It is very important to set goals before attempting to design and build anything, especially precise CNC machine. While working on the machine I had several things in mind:
- CNC machine should not have any hard-to-get or hard-to-work-with components. All key components are made of aluminum extrusion: it is rigid enough for our purposes - we are not going to machine steel at high speeds (and hardly at low speeds either) - very convenient and easy to work with.
- CNC machine must be capable of machining wood (all sorts), plastics and soft metals (aluminum, brass etc). I decided to incorporate moving table design, because it makes the machine more rigid and less prone to vibrations.

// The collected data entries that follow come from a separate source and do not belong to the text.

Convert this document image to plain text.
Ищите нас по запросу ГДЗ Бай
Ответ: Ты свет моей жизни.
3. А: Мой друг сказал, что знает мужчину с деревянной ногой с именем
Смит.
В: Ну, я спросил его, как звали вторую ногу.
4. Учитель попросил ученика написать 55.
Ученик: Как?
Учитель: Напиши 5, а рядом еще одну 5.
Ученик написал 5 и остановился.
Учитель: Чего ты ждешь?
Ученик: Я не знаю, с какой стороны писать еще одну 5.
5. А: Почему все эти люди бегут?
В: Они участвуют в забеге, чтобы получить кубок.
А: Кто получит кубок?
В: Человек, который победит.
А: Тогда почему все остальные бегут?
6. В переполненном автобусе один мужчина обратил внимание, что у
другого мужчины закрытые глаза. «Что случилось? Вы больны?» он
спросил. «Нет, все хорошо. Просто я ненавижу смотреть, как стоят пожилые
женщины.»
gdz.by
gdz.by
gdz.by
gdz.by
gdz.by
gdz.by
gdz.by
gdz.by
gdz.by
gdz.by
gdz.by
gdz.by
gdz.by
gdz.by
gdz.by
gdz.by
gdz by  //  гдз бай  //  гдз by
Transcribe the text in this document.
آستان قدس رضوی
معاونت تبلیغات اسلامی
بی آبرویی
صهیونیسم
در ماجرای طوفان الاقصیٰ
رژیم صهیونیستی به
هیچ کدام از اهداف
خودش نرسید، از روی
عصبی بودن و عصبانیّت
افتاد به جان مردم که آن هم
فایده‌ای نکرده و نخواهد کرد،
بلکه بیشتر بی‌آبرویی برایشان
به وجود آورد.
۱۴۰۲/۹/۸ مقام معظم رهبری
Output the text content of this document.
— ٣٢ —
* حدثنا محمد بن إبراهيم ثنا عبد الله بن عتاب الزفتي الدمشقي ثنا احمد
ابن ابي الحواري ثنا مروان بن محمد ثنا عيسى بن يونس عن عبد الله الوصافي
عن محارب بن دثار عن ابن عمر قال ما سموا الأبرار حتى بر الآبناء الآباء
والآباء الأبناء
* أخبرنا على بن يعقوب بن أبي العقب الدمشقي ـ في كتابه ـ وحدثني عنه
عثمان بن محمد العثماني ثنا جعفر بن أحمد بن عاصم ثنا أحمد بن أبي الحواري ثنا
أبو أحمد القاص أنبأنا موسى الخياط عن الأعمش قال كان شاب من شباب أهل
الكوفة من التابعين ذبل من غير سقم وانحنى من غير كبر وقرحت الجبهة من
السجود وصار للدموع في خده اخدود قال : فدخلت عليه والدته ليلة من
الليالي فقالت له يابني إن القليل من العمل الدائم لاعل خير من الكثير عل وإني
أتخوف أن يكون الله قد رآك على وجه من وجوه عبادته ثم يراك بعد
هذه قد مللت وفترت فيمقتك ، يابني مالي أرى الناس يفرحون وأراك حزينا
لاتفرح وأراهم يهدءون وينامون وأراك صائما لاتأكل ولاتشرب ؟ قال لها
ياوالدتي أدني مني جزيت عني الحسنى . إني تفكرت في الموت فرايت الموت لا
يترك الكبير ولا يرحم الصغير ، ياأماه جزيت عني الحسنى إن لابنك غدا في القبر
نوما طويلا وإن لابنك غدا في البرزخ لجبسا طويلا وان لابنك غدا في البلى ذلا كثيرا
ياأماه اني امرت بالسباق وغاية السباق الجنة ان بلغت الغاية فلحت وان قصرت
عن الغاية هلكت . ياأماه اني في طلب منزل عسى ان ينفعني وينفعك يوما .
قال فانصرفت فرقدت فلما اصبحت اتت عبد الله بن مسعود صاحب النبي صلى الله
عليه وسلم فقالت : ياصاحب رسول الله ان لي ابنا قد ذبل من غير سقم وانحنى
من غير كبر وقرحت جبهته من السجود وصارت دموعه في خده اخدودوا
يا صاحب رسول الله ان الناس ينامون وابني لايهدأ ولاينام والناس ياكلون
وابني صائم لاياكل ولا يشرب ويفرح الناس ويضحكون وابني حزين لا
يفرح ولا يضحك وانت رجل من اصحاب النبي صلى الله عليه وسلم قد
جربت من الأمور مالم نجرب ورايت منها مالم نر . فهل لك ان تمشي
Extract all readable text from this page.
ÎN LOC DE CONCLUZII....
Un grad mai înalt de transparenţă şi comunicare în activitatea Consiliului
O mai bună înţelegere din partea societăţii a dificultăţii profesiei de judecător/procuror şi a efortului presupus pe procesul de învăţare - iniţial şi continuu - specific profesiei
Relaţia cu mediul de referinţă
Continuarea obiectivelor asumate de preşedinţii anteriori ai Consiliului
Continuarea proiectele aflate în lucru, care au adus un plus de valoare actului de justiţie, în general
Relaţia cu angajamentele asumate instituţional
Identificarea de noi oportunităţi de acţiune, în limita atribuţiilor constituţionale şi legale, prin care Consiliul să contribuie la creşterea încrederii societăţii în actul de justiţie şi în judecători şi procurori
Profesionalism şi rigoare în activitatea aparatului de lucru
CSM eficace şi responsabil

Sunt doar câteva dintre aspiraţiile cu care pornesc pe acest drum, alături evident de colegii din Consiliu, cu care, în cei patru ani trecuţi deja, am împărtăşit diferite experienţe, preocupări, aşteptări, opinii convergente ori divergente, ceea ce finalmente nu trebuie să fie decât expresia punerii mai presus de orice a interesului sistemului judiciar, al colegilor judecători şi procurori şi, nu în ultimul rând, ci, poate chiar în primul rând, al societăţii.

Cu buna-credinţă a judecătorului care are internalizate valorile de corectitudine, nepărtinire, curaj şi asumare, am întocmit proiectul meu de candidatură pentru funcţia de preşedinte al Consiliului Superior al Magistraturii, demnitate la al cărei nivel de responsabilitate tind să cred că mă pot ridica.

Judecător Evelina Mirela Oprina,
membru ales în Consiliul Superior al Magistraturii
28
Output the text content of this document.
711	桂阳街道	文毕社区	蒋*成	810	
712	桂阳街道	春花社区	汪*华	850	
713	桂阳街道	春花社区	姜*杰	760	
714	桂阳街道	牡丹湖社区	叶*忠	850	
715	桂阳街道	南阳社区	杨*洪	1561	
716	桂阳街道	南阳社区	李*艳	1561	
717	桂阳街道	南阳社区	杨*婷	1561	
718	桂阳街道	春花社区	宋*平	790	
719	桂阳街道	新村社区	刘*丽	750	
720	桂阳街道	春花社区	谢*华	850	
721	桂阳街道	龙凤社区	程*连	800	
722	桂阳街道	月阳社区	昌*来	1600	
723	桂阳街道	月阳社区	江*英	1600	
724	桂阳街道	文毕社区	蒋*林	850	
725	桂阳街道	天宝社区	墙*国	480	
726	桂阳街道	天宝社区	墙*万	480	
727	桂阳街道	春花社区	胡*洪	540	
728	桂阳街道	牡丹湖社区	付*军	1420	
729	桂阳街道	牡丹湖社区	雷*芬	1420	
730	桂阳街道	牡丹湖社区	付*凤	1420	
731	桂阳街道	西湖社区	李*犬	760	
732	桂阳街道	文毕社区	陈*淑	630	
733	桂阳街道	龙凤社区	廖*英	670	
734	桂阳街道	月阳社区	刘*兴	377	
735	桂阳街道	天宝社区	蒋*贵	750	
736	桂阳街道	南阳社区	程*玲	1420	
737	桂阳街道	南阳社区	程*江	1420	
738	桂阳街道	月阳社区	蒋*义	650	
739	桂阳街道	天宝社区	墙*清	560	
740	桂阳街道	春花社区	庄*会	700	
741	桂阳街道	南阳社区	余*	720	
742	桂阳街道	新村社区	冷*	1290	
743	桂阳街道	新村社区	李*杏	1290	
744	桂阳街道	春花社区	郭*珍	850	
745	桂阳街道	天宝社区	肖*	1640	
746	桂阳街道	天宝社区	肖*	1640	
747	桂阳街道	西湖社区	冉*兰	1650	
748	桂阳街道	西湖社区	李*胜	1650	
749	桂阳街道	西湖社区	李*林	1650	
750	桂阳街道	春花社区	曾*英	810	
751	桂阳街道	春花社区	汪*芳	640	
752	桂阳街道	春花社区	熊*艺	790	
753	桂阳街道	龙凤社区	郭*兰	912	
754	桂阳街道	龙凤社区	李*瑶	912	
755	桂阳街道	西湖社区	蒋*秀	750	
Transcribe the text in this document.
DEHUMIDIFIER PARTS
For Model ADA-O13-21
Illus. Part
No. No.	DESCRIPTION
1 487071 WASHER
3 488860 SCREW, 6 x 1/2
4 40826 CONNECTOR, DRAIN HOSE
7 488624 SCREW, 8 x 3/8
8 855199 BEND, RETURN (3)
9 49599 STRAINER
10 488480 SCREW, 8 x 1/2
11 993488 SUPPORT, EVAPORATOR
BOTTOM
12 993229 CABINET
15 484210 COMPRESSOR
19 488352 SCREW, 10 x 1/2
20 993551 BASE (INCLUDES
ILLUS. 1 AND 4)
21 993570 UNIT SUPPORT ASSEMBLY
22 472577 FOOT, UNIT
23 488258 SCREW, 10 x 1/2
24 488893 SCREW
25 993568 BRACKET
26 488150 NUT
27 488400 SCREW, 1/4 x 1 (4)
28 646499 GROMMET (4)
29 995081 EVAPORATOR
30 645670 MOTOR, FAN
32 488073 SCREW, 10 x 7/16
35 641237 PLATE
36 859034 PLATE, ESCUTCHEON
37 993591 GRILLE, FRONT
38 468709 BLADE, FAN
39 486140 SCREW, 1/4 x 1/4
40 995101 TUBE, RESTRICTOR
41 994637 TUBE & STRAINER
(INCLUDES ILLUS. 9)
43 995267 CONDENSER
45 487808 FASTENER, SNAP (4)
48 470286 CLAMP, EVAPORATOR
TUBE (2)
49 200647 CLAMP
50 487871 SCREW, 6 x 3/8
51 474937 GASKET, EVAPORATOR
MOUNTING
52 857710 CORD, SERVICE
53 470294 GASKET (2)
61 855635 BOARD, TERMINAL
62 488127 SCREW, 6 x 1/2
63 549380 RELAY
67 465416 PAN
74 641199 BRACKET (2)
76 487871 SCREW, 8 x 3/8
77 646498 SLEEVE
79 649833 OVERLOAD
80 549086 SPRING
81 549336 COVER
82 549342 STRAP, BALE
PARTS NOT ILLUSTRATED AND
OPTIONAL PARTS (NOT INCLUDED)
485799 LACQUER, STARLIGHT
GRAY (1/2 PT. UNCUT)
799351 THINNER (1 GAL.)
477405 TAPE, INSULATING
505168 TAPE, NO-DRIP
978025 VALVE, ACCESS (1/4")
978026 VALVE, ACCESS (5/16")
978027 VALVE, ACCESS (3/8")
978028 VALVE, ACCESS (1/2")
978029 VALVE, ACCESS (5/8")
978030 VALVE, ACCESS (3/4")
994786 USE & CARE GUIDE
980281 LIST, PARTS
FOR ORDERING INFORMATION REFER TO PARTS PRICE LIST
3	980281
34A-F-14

- Since we are going to machine soft metals, we need a good resolution. While researching I found out that it is better to rely on whole step resolution then on microstepping, because microstepping is less repeatable and less precise. My goal was to achieve precision of not less then 0.001" (0.0254 mm) per whole step. That is why I have chosen to use single-start ACME screws. They gave me a resolution of 0.0005" (0.0127 mm) per step and 0.00005" (0.00127 mm) per 1/10th step (1 microstep). However, DIY CNC machine accuracy is almost always lower then its resolution. This is because of cutting forces and loads involved. Accuracy of this particular CNC machine will be close to 0.01", this is good enough for DIY CNC machine.
- I have designed my machine for work on 19" aluminum front panels. This means that its working area should be at least 19" x 8". In its current revision, my CNC machine has working area of 23" x 12.8". This is sufficient for milling a contour of the panel without having to reposition the piece on the table.
- Moving table machines have larger effective footprint than moving gantry ones. This is the price one has to pay for a fixed (and thus more rigid) gantry. Moving gantry style machines do not need additional space to function, but moving table machines do need some because their table moves in and out (or to the left and to the right). It is much easier to design a large machine with moving gantry than with moving table. That is why most big routers are moving gantry style machines. For metal work however, machine must be very rigid. And this is where you want in to be a moving table machine. The footprint of my machine base is 30" x 24" (approximately 37" x 31" with stepper motors). Clearance should be provided at the front and at the back of the machine (approximately 3.5" at each side, which yields to 37" x 38" effective footprint with steppers). My machine is not as big as some routers with 2' x 3' working area, but it offers much more rigidity and has large enough working area for common tasks. Please note that you will need to consider some space for a computer as well.
- The backlash of the machine should be as small as possible. It is difficult to predict the actual amount of backlash, but when I finished the build I was able to achieve the backlash of 0.0001" or less on all axes.